Can the Charge Be Completely Updated Using This Method?
Yes! The charge can be updated using the procedure. Depending on how much of the SOC was used prior to the load, how much SOC was used after the load (both were determined by voltage measurements in a relaxation state), and how much charge was transported between the two. As a result, it is simple to calculate the total power that, in the case of a particular charge change, corresponds to the SOC change. However, despite the volume of transmission and the starting situation, this is still possible (without full charge).
As a result, there is no longer a need to update the charge in certain circumstances. As a result, it aids in reducing yet another flaw in the integration method as it stands. This approach not only offers a remedy for SOC's problems, but it also gets around the impact of battery impedance and serves other goals. The entire power that corresponds to the "no-load" condition, such as the maximum charge that can be used, can be updated using this manner. The power at zero load will also decrease due to the reduction in IR, and when the load is applied, it takes less time to achieve the end-voltage value.

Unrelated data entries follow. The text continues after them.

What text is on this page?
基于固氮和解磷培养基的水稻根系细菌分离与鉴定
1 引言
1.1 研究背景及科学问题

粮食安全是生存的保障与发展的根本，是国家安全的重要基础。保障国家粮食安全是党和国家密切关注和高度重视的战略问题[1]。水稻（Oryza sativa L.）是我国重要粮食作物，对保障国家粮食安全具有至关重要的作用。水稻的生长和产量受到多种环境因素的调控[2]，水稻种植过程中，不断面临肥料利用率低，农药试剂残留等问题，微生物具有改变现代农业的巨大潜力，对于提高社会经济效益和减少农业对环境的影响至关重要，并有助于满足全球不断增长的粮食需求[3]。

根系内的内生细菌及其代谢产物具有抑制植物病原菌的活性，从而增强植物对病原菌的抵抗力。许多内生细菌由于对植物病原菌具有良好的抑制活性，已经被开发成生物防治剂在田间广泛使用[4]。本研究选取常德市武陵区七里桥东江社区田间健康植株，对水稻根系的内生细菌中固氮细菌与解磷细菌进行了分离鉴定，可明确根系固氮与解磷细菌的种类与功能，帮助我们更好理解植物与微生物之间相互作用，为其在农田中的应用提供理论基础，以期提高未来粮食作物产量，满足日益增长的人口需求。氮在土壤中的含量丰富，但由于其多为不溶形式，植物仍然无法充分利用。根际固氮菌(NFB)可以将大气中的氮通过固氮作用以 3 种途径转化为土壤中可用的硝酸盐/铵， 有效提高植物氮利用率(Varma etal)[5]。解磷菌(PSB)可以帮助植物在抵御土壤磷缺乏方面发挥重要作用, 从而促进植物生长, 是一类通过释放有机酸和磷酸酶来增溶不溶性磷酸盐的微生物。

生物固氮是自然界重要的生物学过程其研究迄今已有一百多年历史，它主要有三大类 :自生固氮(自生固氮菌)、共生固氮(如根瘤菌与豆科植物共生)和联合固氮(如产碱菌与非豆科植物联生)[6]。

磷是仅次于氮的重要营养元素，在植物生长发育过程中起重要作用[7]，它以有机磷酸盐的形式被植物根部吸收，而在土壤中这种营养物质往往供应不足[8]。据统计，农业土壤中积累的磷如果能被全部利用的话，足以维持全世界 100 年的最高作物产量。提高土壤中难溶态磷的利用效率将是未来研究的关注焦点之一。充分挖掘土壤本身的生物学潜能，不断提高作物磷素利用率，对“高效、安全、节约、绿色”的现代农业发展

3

However, as was already established, the impedance is battery-dependent and rises sharply with battery age and longer charge and discharge intervals. It is therefore unnecessary to store it in the database. In an effort to address this issue, TI has created a specific class of integrated circuit (IC) that enables real-time impedance measuring, which allows for continuous database updating. This provides a remedy to the discrepancies between the battery's impedance and its age. The correct prediction of the voltage situation under the stated load is made possible by the ongoing update of impedance data.
The method can be used in a number of situations to help reduce the predicted error rate of electricity consumption to less than 1% and, more critically, to achieve high accuracy throughout the battery's life cycle.
Plug and play is another benefit of the adaptive algorithm. Since this information will be gathered through real-time measurement, the implementation of the algorithm does not need to specify the link between impedance, Soc, and the temperature of the database. It is no longer necessary to build the database for self-discharge correction, but it is still necessary to define the database for open-circuit voltages and SOC (including temperature) relationships.
But rather than specific design elements of the battery model, this link is acquired by the chemical properties of the positive and negative polar systems (e.g. electrolyte, separator, the thickness of active material, and additive). The V (soc,t) relationships of the majority of battery manufacturers are the same since they all employ the same active components (LiCoO2 and graphite).
When the voltage of batteries from various manufacturers is compared, particularly when there is no load, it can be deduced that their voltage value is extremely close to the variance of 5mV. The SOC inaccuracy is only 1.5 percent in the worst-case situation as well. In contrast to the hundreds of databases that are already utilised for various battery models, the development of a new battery needs the construction of a new database. This guarantees that the Power metre solution's implementation across a variety of devices and the database do not depend on the batteries being used. Even batteries made by various manufacturers do not require reprogramming. As a result, the accuracy and dependability of the battery monitoring IC Plug and Play were also increased in line with this.